O pior livro de 2013 está prestes a ser lançado: Mensalão, de Merval Pereira.
Cuidado, pois.
Tratando-se de Merval, não poderia ser outra coisa que não a reunião
de seus artigos maçantes e previsíveis ao longo do julgamento. Conteúdo
novo? Talvez na próxima. Merval provavelmente pagou um mensalinho a um
estagiário para compilar os artigos e vamos ficando por aí.
O livro é revelador, não obstante.
Ele mostra a relação incestuosa entre a Globo (e a grande mídia) e o
STF. O prefácio é de Ayres Britto, que presidia o Supremo durante o
Mensalão.
Pode? Pode.
É legal? É.
É eticamente aceitável? Não. Exclamação.
O pudor deveria impedir o conúbio literário entre Merval e Britto.
Mas o pudor se perdeu há muito tempo. Em outra passagem amoral desse
caso de amor entre mídia e justiça, o ministro Gilmar Mendes compareceu
sorridente, em pleno julgamento do Mensalão, ao lançamento de um livro
do príncipe dos escaravelhos Reinaldo Azevedo em que os réus eram
massacrados.
Ali estava já a sentença de Gilmar.
Pilhados por uma câmara indiscreta, Azevedo se gabou da presença
ilustre, aspas, do companheiro Gilmar, e este seguiu em seu caminho de
defensor da justiça e da causa do 1%.
A decência e o interesse público mandam distância entre os dois
poderes, a mídia e a justiça.
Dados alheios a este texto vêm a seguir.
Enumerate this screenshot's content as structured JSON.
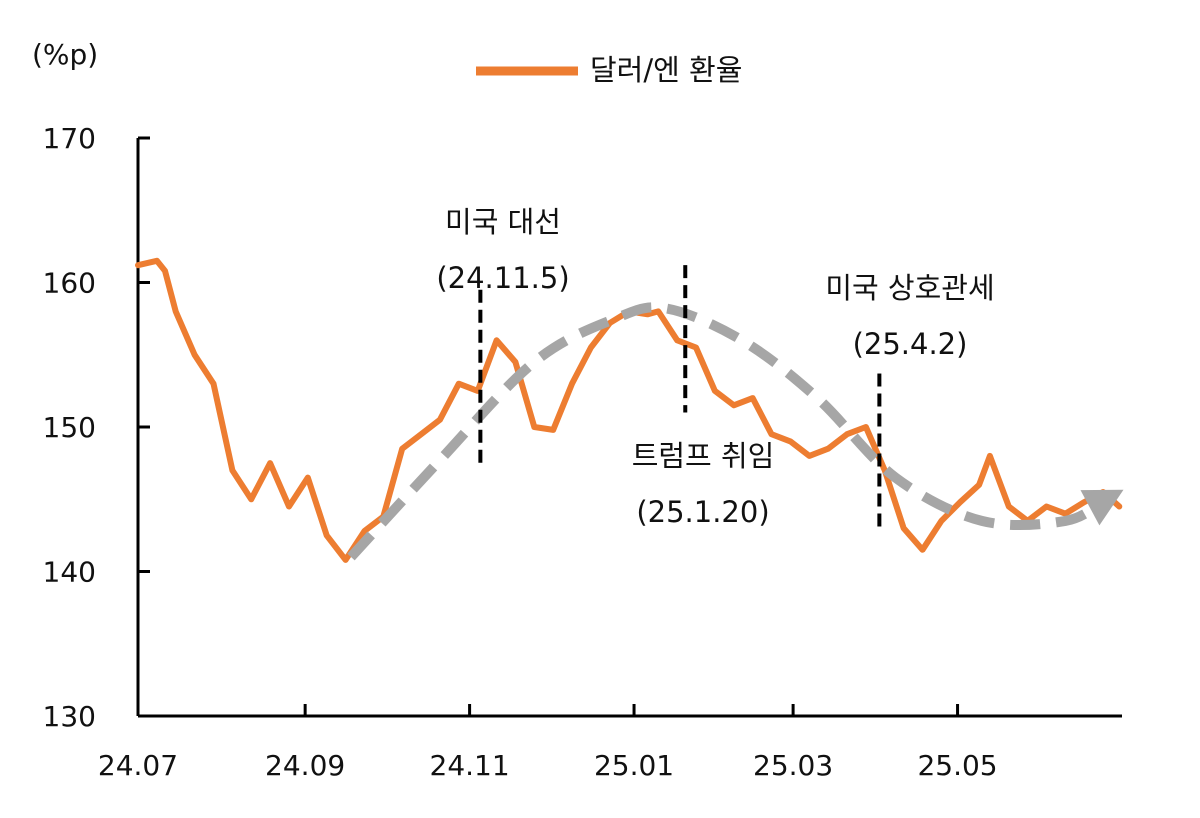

Na Inglaterra, se o juiz Brian Leveson,
que comandou as discussões sobre a mídia e seus limites, confraternizar
com um jornalista, a carreira de ambos estará encerrada.
No Brasil, é pena, isso não é bem assim.
Conheço Merval há anos. Quando eu começava carreira na Veja, ele foi,
durante algum tempo, editor da seção de Brasil. Não virou manchete,
porque não tinha elegância ao escrever, o que naquela época era um
requisito na Veja.
De lá voltou a seu habitat, o Rio. Seu tento mais espetacular, nestes
anos todos de regresso ao Rio, foi ter matado Hugo Chávez numa coluna
que, não gozasse ele da imunidade de porta-voz do patrão, podia ter lhe
custado a mensalidade que recebe. Seu mensalão, enfim.
Reencontrei-o quando fui integrante do Conedit, Conselho Editorial das Organizações Globo.
Rapidamente, nas reuniões semanais de terça-feira no Jardim Botânico
conduzidas por João Roberto Marinho, me impressionei com Merval e Ali
Kamel.
Não pelo talento, não pelo brilho. Mas pela capacidade de reproduzir,
alguns tons acima, tudo que a família Marinho pensava. Pareciam
competir entre si, como se dissessem: “Eu concordo com o João mais do
que você!” (Acho graça quando atribuem poder ideológico a Kamel: se seu
patrão fosse progressista, ele seria progressista e meio. Ele não
formula intelectualmente, e sim executa jornalisticamente o que os
Marinhos desejam. Embora seus amigos da Veja dediquem espaço monumental à
resenha de seus livros em troca de ampla cobertura da revista no JN,
nenhum deles tem qualquer valor literário.)
Aquilo tudo no conselho evidentemente me incomodou. Uma vez, depois
de uma reunião, fui almoçar com Luiz Eduardo Vasconcellos, sobrinho de
Roberto Marinho, acionista minoritário do Globo e integrante do Conselho
Editorial.
O cardápio, olhando para trás, foi suicida, para mim. Não conversei,
desabafei. Disse a Luiz Eduardo, um bom sujeito aliás, que me chamava a
atenção na reunião o fato de todos os participantes repetirem, basicamente, as ideias da família Marinho.
Onde alguma diversidade, onde algum esboço de pluralismo?
Alguns macaqueavam mais discretamente, outros com exuberância e
estridência retórica. Era este o caso de Merval e de Kamel. Minha
solidão naquele grupo era imensa, era universal, e não apenas por eu ser
de São Paulo.
Merval, em seus artigos, se coloca como um Catão. Talvez um dia nosso
Catão possa vir à luz do sol para explicar por que, trabalhando há
tantos anos para todas as mídia da Globo, é um PJ – um artifício pelo
qual ele e seu empregador pagam menos impostos do que deveriam, e ainda
se concedem o direito de fazer sermões sobre moral.